The glycemic index tells you how fast a food raises blood sugar. Pure glucose sits at 100 on that scale, the highest possible score. Corn syrup comes in at 75, while table sugar lands around 65. For comparison, honey scores about 50, maple syrup 54, and agave syrup just 11. High-fructose corn syrup registers at 87. So glucose syrup spikes blood sugar faster than most other common sweeteners, which matters if you’re managing diabetes or watching your carbohydrate intake. Calorie-wise, glucose syrup provides roughly 4 calories per gram, the same as any other sugar.

Why It’s in So Many Foods

Glucose syrup earns its place on ingredient lists through a set of functional properties that table sugar can’t match. In candy making, it prevents crystallization. When you make caramels, toffees, or hard candies, sucrose molecules tend to lock together into gritty crystals. Glucose syrup interferes with that process, keeping the texture smooth and glossy. This is why nearly every professional candy recipe calls for it.

It also retains moisture better than granulated sugar, which keeps baked goods soft and extends shelf life. In ice cream, it lowers the freezing point slightly, resulting in a smoother, less icy texture. Food manufacturers also value it as a viscosity controller: depending on the DE grade, it can thicken sauces, bind granola bars, or give a glossy sheen to fruit fillings. Its mild flavor makes it versatile. Unlike honey or molasses, it doesn’t compete with other ingredients for attention.

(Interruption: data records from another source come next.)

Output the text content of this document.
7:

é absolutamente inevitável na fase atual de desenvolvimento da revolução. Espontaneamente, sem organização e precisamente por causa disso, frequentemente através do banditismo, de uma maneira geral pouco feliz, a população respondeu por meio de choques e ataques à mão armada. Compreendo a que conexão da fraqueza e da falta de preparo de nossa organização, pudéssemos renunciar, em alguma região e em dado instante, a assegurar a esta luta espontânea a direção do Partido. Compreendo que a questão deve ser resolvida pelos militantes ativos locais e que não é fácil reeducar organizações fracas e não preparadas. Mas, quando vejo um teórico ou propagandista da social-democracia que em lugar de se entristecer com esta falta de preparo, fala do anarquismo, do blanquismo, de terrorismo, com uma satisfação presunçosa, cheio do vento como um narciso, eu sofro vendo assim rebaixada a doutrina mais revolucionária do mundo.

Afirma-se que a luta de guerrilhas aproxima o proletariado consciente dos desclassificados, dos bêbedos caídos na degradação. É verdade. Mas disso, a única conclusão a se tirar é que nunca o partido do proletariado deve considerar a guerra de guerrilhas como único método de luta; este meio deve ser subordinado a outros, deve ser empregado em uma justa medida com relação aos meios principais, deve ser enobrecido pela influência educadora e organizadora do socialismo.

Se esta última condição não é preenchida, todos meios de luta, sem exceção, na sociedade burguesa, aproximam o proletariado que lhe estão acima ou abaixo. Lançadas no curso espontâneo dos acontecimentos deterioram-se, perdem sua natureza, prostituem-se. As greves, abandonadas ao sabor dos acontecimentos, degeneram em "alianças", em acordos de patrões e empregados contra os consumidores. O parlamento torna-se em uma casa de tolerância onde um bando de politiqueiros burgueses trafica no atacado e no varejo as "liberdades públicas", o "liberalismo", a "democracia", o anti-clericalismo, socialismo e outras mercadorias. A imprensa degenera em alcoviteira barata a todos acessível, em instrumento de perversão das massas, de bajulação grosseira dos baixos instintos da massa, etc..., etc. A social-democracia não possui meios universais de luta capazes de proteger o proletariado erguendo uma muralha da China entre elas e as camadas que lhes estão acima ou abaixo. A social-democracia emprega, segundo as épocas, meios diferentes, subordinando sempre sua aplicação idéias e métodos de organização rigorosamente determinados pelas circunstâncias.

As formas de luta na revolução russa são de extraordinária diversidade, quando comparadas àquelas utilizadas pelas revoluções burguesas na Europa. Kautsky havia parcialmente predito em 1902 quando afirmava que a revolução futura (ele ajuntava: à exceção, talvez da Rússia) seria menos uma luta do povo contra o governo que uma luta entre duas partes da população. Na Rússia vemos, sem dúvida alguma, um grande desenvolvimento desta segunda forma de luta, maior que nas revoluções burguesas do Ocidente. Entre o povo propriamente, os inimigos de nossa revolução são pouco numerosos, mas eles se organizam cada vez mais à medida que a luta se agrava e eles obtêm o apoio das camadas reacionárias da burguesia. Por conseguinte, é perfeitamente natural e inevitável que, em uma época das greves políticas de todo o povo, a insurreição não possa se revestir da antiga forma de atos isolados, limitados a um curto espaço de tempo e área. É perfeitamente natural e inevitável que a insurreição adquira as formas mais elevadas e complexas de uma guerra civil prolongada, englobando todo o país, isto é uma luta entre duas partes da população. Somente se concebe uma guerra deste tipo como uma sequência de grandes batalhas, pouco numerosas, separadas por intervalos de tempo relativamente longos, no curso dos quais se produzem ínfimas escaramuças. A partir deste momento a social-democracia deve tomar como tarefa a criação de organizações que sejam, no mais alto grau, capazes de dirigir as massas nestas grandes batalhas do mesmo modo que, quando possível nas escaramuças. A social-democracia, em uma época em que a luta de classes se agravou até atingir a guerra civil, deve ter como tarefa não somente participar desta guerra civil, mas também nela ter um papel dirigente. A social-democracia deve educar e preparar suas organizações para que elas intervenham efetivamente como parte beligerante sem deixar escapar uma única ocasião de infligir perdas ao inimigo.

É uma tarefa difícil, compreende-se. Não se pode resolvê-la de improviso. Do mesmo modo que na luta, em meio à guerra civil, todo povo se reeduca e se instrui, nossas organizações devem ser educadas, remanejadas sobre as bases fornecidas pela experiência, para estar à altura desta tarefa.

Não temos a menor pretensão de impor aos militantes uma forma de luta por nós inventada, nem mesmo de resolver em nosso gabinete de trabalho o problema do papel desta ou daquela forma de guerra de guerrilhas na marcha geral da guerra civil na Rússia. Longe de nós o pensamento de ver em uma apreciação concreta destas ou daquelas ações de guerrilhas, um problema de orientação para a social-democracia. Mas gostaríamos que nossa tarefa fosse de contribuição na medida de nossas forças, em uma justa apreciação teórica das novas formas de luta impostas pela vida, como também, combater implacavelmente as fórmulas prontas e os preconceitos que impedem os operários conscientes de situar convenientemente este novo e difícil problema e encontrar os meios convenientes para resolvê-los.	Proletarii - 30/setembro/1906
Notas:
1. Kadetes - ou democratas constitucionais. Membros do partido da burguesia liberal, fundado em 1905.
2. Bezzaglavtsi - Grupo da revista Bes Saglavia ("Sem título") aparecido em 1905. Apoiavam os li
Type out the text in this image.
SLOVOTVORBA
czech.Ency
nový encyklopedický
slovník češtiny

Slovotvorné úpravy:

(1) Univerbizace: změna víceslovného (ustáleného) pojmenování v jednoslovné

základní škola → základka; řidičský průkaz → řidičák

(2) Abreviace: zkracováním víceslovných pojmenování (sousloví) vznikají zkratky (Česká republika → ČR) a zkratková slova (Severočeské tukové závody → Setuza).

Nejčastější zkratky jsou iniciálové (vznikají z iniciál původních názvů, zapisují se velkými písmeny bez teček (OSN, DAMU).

Substitutes for Home Cooking

If a recipe calls for glucose syrup and you don’t have any, corn syrup is the closest substitute and works at a 1:1 ratio. This makes sense because standard corn syrup is itself a glucose syrup, just specifically made from corn starch. Golden syrup, a British pantry staple made from cane sugar, also substitutes at a 1:1 ratio but brings a mild butterscotch flavor that will change the taste slightly.

Honey and maple syrup can work in some applications, but both are sweeter and more strongly flavored, and neither prevents sugar crystallization as effectively. For candy making specifically, corn syrup is the only reliable swap. If your recipe depends on glucose syrup’s anti-crystallization properties (think fondant, marshmallows, or pulled sugar), a flavored substitute will likely change both the texture and the outcome.

Starch Sources Around the World

In the United States, glucose syrup is overwhelmingly made from corn, which is why “corn syrup” and “glucose syrup” are often used interchangeably. In Europe, wheat and potato starch are more common starting materials. In tropical regions, cassava starch is a growing source. The starch origin doesn’t meaningfully change the final product’s sugar composition or function, but it matters for people with food allergies. Wheat-derived glucose syrup may contain trace amounts of gluten, though processing typically reduces it to levels below the threshold that affects most people with celiac disease.